England's Commonwealth Games officials are monitoring security in New Delhi but have received no intelligence to suggest their athletes could be targeted by terrorists at the October event and force the team to pull out.
Security in India has been under scrutiny since last year's terrorist strikes in Mumbai, and several sporting events on the subcontinent have been moved or affected by athlete withdrawals citing safety concerns.
England has been seeking advice from Britain's Foreign Office and London's Metropolitan Police, but neither has advised any of the British teams to withdraw from the Oct. 3-14 games.
"Unfortunately, we live in a world where terrorism is a the forefront of everyone's minds because of everything that has happened recently," England chef de mission Craig Hunter told The Associated Press on Wednesday. "But we live in a country where we've had terrorism for 40 years ... we also had threats in Sydney (at the 2000 Olympics) and so these events do attract enormous interests unfortunately.
"Between now and next September (when the team leaves for India), there are an awful lot of things that could happen. We are responsible for sending a team to Delhi and we will continue to monitor with the agencies that have appropriate intelligence."
Hunter strongly denied a front-page report in Wednesday's Daily Telegraph that claimed there was "virtually no chance" England would be sending a team because the lives of its competitors and officials would be in danger. The British newspaper quoted unnamed political sources as saying that the formal pullout would be announced in the new year.
"We have not received any sort of official or unofficial reports that suggest are any significant threats or issues relating to security," Hunter said. "We understand that security is of paramount importance and we will continue to monitor it and talk to the appropriate agencies, but at this moment we are planning to send about 565 team members to the games."
Safety concerns and lax security were cited this year when England's badminton team pulled out of the world championships in Hyderabad, but Hunter said they will be going to New Delhi.
"They are absolutely 100 percent behind supporting the games and they will be sending their strongest team," Hunter said.
The Commonwealth Games are set to be the biggest multiple-sport event staged in India since the 1982 Asian Games.
Organizers are expecting nearly 8,000 athletes and officials from 71 nations and territories, along with nearly 30 heads of states.
"Providing security and a safe and secure environment for the athletes, visiting officials and tourists for the Commonwealth Games 2010 would be top priority for the Indian Government, Delhi administration and the organizing committee of the Commonwealth Games," said Suresh Kalmadi, head of the 2010 organizing committee.

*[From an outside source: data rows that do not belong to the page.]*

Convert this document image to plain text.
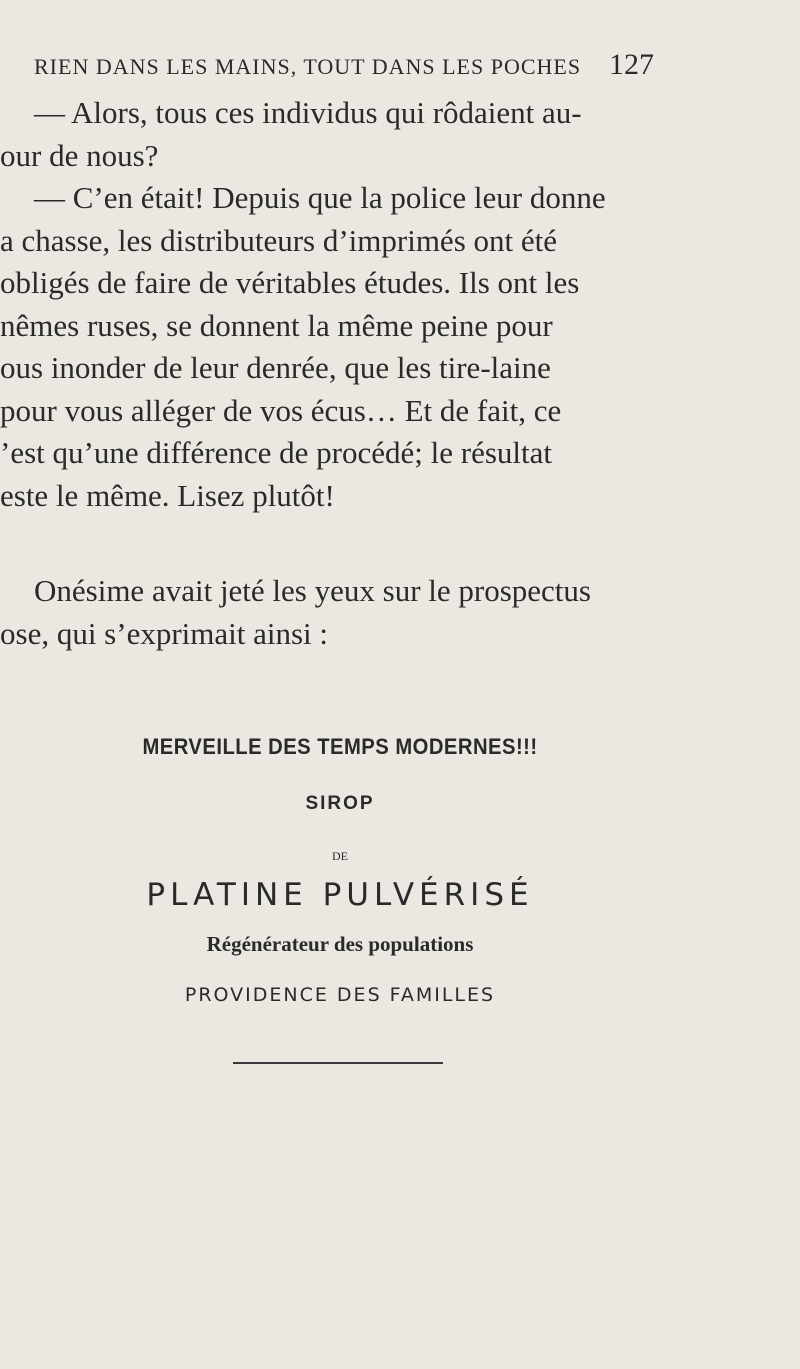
RIEN DANS LES MAINS, TOUT DANS LES POCHES 127
— Alors, tous ces individus qui rôdaient au-
our de nous?
— C’en était! Depuis que la police leur donne
a chasse, les distributeurs d’imprimés ont été
obligés de faire de véritables études. Ils ont les
nêmes ruses, se donnent la même peine pour
ous inonder de leur denrée, que les tire-laine
pour vous alléger de vos écus… Et de fait, ce
’est qu’une différence de procédé; le résultat
este le même. Lisez plutôt!
Onésime avait jeté les yeux sur le prospectus
ose, qui s’exprimait ainsi :
MERVEILLE DES TEMPS MODERNES!!!
SIROP
DE
PLATINE PULVÉRISÉ
Régénérateur des populations
PROVIDENCE DES FAMILLES
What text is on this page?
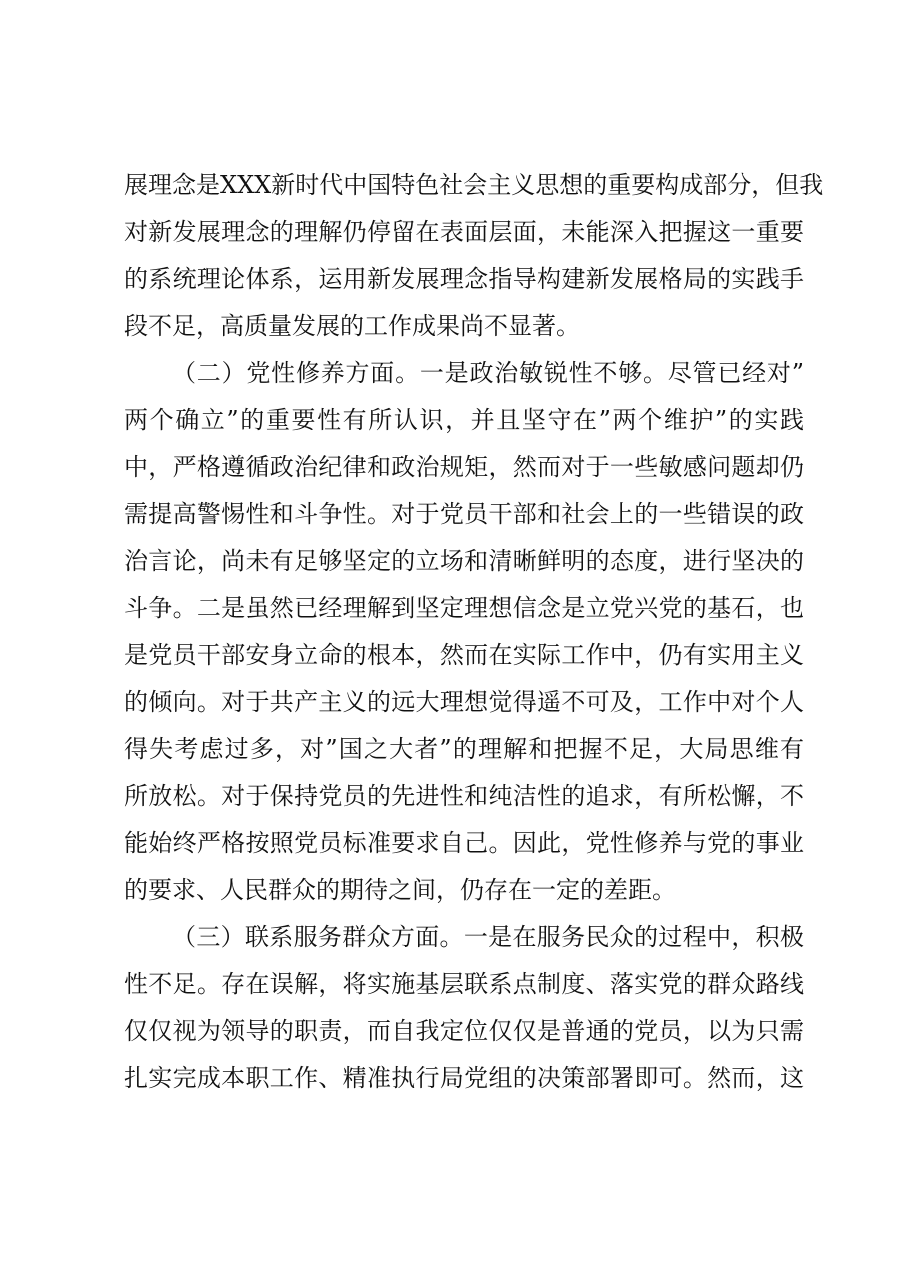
展理念是XXX新时代中国特色社会主义思想的重要构成部分，但我
对新发展理念的理解仍停留在表面层面，未能深入把握这一重要
的系统理论体系，运用新发展理念指导构建新发展格局的实践手
段不足，高质量发展的工作成果尚不显著。
（二）党性修养方面。一是政治敏锐性不够。尽管已经对”
两个确立”的重要性有所认识，并且坚守在”两个维护”的实践
中，严格遵循政治纪律和政治规矩，然而对于一些敏感问题却仍
需提高警惕性和斗争性。对于党员干部和社会上的一些错误的政
治言论，尚未有足够坚定的立场和清晰鲜明的态度，进行坚决的
斗争。二是虽然已经理解到坚定理想信念是立党兴党的基石，也
是党员干部安身立命的根本，然而在实际工作中，仍有实用主义
的倾向。对于共产主义的远大理想觉得遥不可及，工作中对个人
得失考虑过多，对”国之大者”的理解和把握不足，大局思维有
所放松。对于保持党员的先进性和纯洁性的追求，有所松懈，不
能始终严格按照党员标准要求自己。因此，党性修养与党的事业
的要求、人民群众的期待之间，仍存在一定的差距。
（三）联系服务群众方面。一是在服务民众的过程中，积极
性不足。存在误解，将实施基层联系点制度、落实党的群众路线
仅仅视为领导的职责，而自我定位仅仅是普通的党员，以为只需
扎实完成本职工作、精准执行局党组的决策部署即可。然而，这
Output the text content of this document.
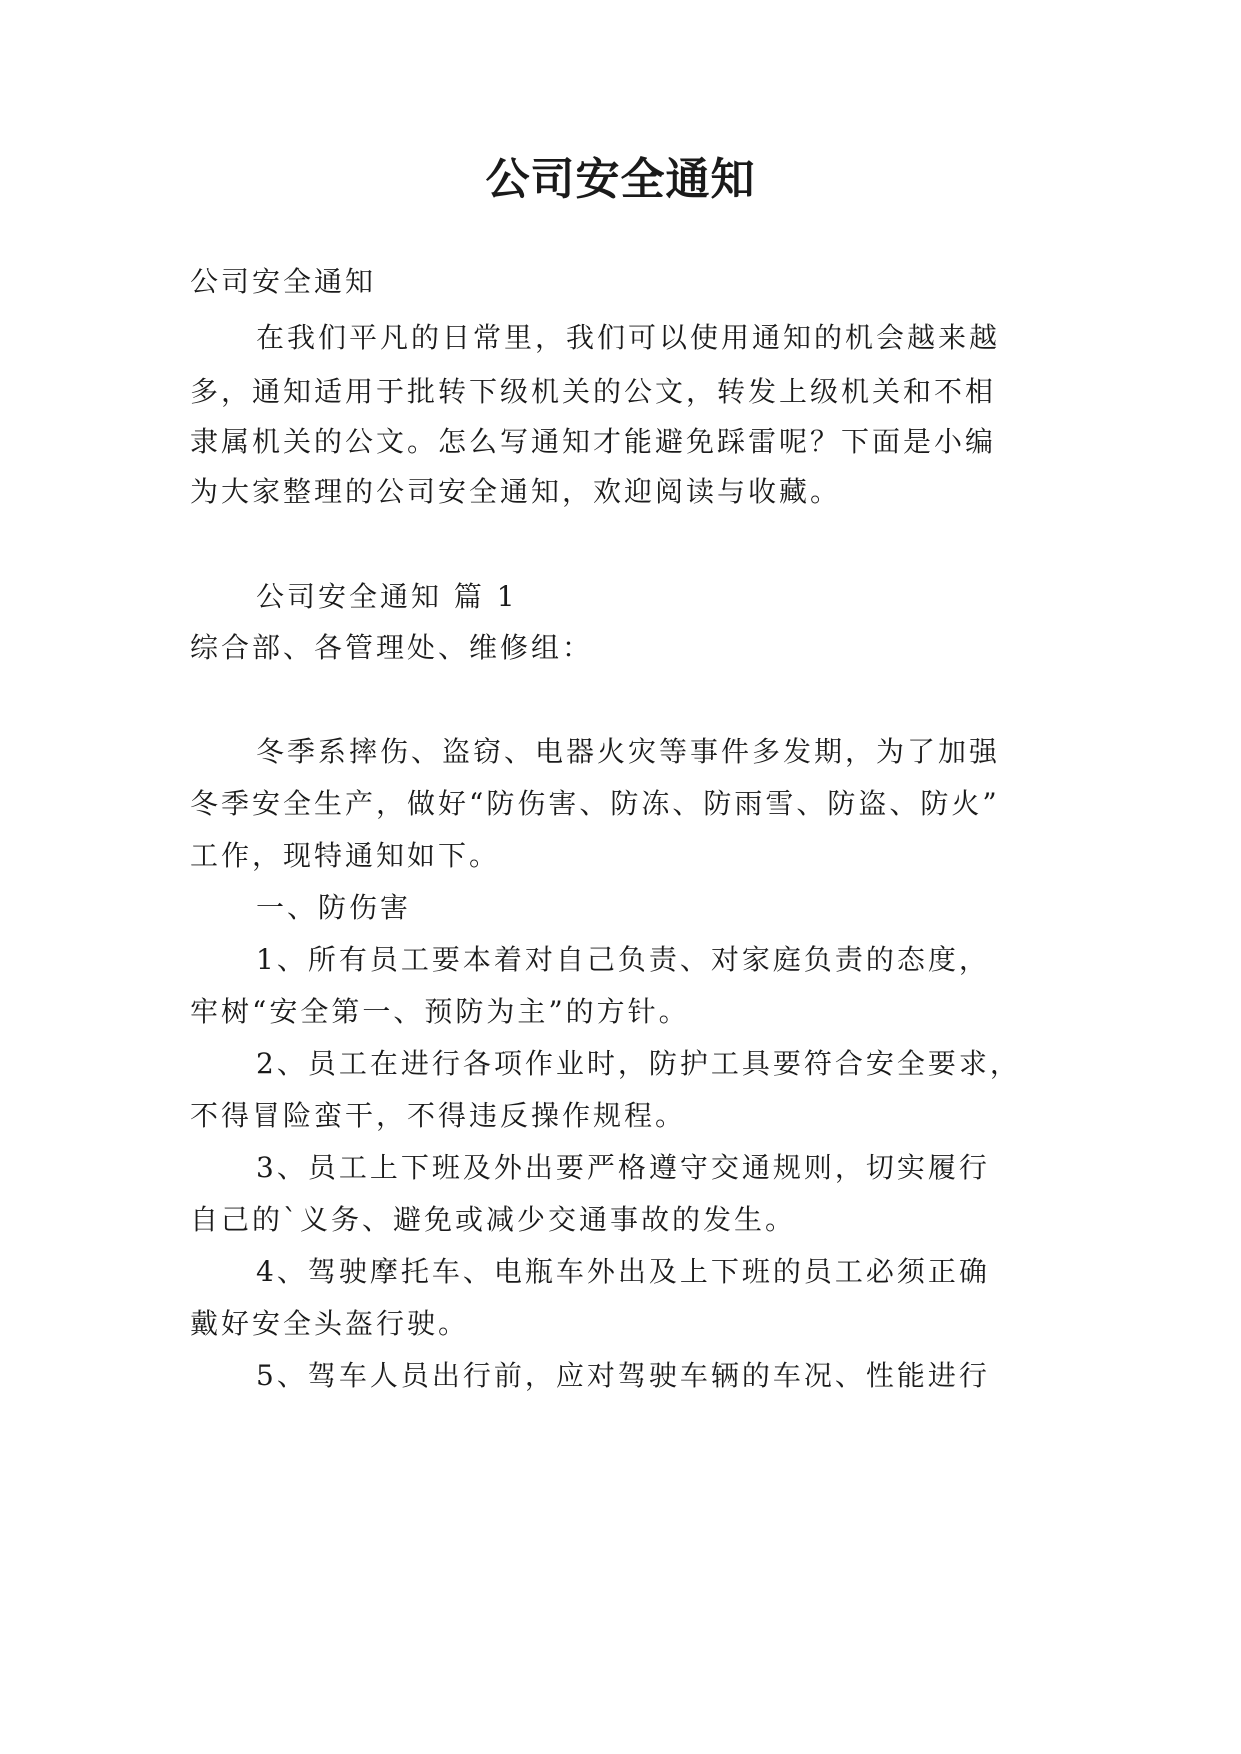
公司安全通知
公司安全通知
在我们平凡的日常里，我们可以使用通知的机会越来越
多，通知适用于批转下级机关的公文，转发上级机关和不相
隶属机关的公文。怎么写通知才能避免踩雷呢？下面是小编
为大家整理的公司安全通知，欢迎阅读与收藏。
公司安全通知 篇 1
综合部、各管理处、维修组：
冬季系摔伤、盗窃、电器火灾等事件多发期，为了加强
冬季安全生产，做好“防伤害、防冻、防雨雪、防盗、防火”
工作，现特通知如下。
一、防伤害
1、所有员工要本着对自己负责、对家庭负责的态度，
牢树“安全第一、预防为主”的方针。
2、员工在进行各项作业时，防护工具要符合安全要求，
不得冒险蛮干，不得违反操作规程。
3、员工上下班及外出要严格遵守交通规则，切实履行
自己的`义务、避免或减少交通事故的发生。
4、驾驶摩托车、电瓶车外出及上下班的员工必须正确
戴好安全头盔行驶。
5、驾车人员出行前，应对驾驶车辆的车况、性能进行
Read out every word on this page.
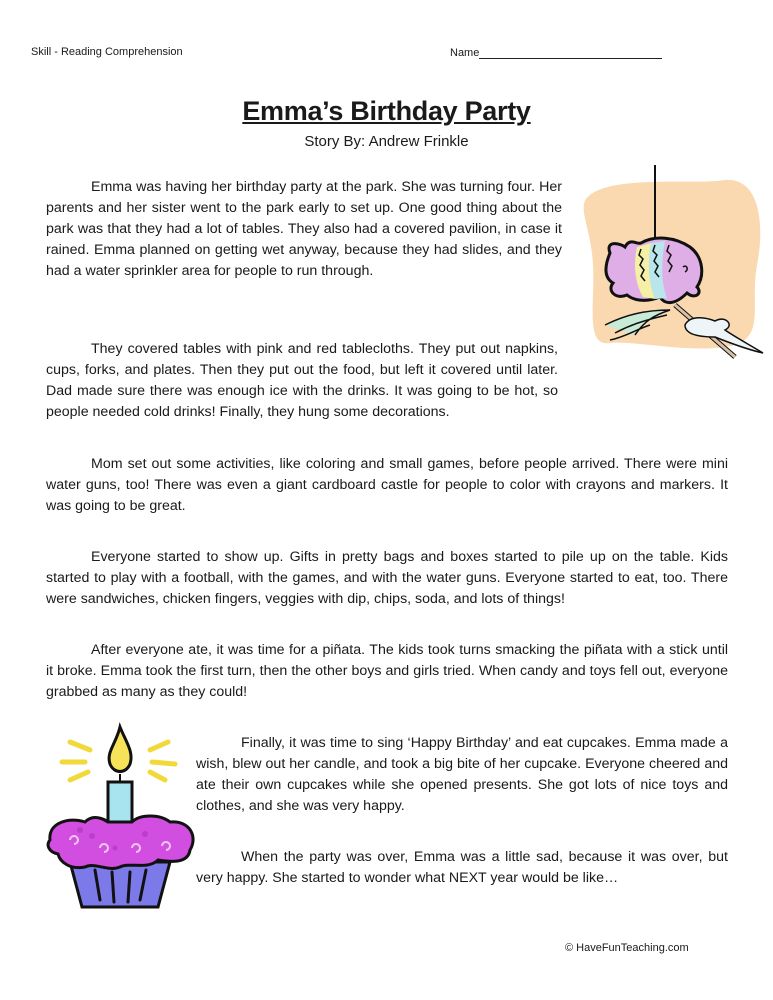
Skill - Reading Comprehension	Name
Emma’s Birthday Party
Story By: Andrew Frinkle

Emma was having her birthday party at the park. She was turning four. Her parents and her sister went to the park early to set up. One good thing about the park was that they had a lot of tables. They also had a covered pavilion, in case it rained. Emma planned on getting wet anyway, because they had slides, and they had a water sprinkler area for people to run through.

They covered tables with pink and red tablecloths. They put out napkins, cups, forks, and plates. Then they put out the food, but left it covered until later. Dad made sure there was enough ice with the drinks. It was going to be hot, so people needed cold drinks! Finally, they hung some decorations.

Mom set out some activities, like coloring and small games, before people arrived. There were mini water guns, too! There was even a giant cardboard castle for people to color with crayons and markers. It was going to be great.

Everyone started to show up. Gifts in pretty bags and boxes started to pile up on the table. Kids started to play with a football, with the games, and with the water guns. Everyone started to eat, too. There were sandwiches, chicken fingers, veggies with dip, chips, soda, and lots of things!

After everyone ate, it was time for a piñata. The kids took turns smacking the piñata with a stick until it broke. Emma took the first turn, then the other boys and girls tried. When candy and toys fell out, everyone grabbed as many as they could!

Finally, it was time to sing ‘Happy Birthday’ and eat cupcakes. Emma made a wish, blew out her candle, and took a big bite of her cupcake. Everyone cheered and ate their own cupcakes while she opened presents. She got lots of nice toys and clothes, and she was very happy.

When the party was over, Emma was a little sad, because it was over, but very happy. She started to wonder what NEXT year would be like…

© HaveFunTeaching.com
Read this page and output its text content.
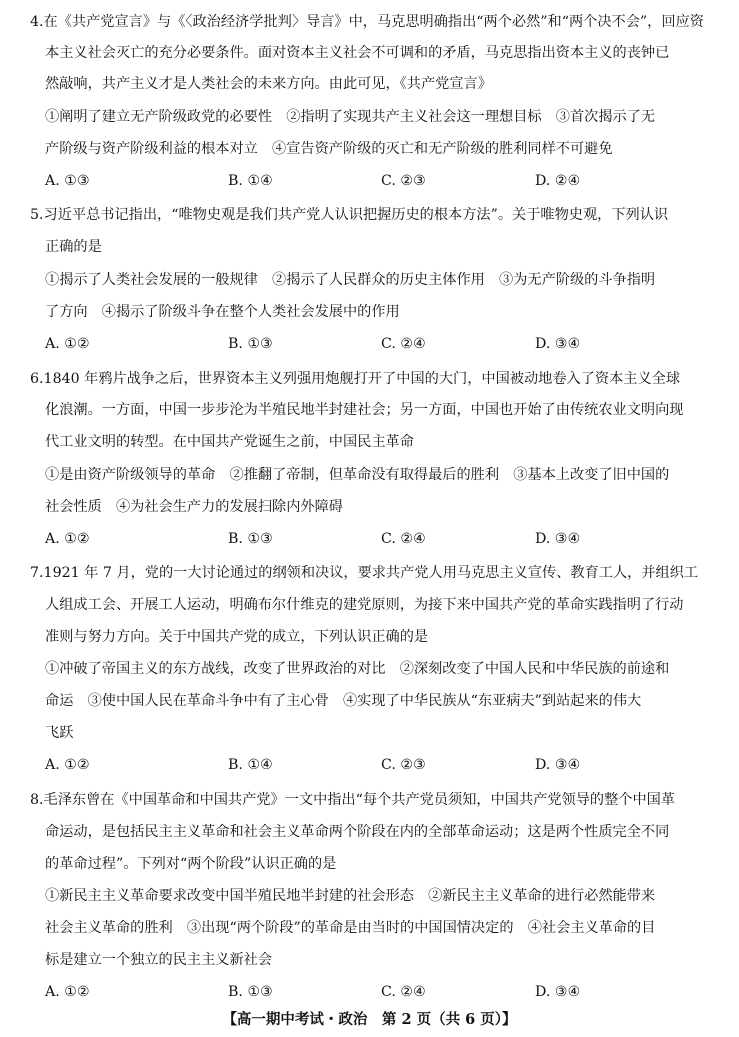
4.在《共产党宣言》与《〈政治经济学批判〉导言》中，马克思明确指出“两个必然”和“两个决不会”，回应资
本主义社会灭亡的充分必要条件。面对资本主义社会不可调和的矛盾，马克思指出资本主义的丧钟已
然敲响，共产主义才是人类社会的未来方向。由此可见，《共产党宣言》
①阐明了建立无产阶级政党的必要性　②指明了实现共产主义社会这一理想目标　③首次揭示了无
产阶级与资产阶级利益的根本对立　④宣告资产阶级的灭亡和无产阶级的胜利同样不可避免
A. ①③	B. ①④	C. ②③	D. ②④
5.习近平总书记指出，“唯物史观是我们共产党人认识把握历史的根本方法”。关于唯物史观，下列认识
正确的是
①揭示了人类社会发展的一般规律　②揭示了人民群众的历史主体作用　③为无产阶级的斗争指明
了方向　④揭示了阶级斗争在整个人类社会发展中的作用
A. ①②	B. ①③	C. ②④	D. ③④
6.1840 年鸦片战争之后，世界资本主义列强用炮舰打开了中国的大门，中国被动地卷入了资本主义全球
化浪潮。一方面，中国一步步沦为半殖民地半封建社会；另一方面，中国也开始了由传统农业文明向现
代工业文明的转型。在中国共产党诞生之前，中国民主革命
①是由资产阶级领导的革命　②推翻了帝制，但革命没有取得最后的胜利　③基本上改变了旧中国的
社会性质　④为社会生产力的发展扫除内外障碍
A. ①②	B. ①③	C. ②④	D. ③④
7.1921 年 7 月，党的一大讨论通过的纲领和决议，要求共产党人用马克思主义宣传、教育工人，并组织工
人组成工会、开展工人运动，明确布尔什维克的建党原则，为接下来中国共产党的革命实践指明了行动
准则与努力方向。关于中国共产党的成立，下列认识正确的是
①冲破了帝国主义的东方战线，改变了世界政治的对比　②深刻改变了中国人民和中华民族的前途和
命运　③使中国人民在革命斗争中有了主心骨　④实现了中华民族从“东亚病夫”到站起来的伟大
飞跃
A. ①②	B. ①④	C. ②③	D. ③④
8.毛泽东曾在《中国革命和中国共产党》一文中指出“每个共产党员须知，中国共产党领导的整个中国革
命运动，是包括民主主义革命和社会主义革命两个阶段在内的全部革命运动；这是两个性质完全不同
的革命过程”。下列对“两个阶段”认识正确的是
①新民主主义革命要求改变中国半殖民地半封建的社会形态　②新民主主义革命的进行必然能带来
社会主义革命的胜利　③出现“两个阶段”的革命是由当时的中国国情决定的　④社会主义革命的目
标是建立一个独立的民主主义新社会
A. ①②	B. ①③	C. ②④	D. ③④
【高一期中考试・政治　第 2 页（共 6 页）】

Kalmadi said that security plans had already been discussed with India's home ministry and all the Commonwealth Games associations "were satisfied with the security arrangements outlined for the games."
Perry Crosswhite, the chief executive of Australia's association, said his team's participation was not in doubt and any English withdrawal wouldn't prevent the games proceeding.
Crosswhite, a member of the commission overseeing games preparations, said Australia was still on course to field one of its largest-ever squads in New Delhi, featuring more than 400 athletes and officials.
"We will take the best advice we can get and at this stage it (security) is adequate," Crosswhite said.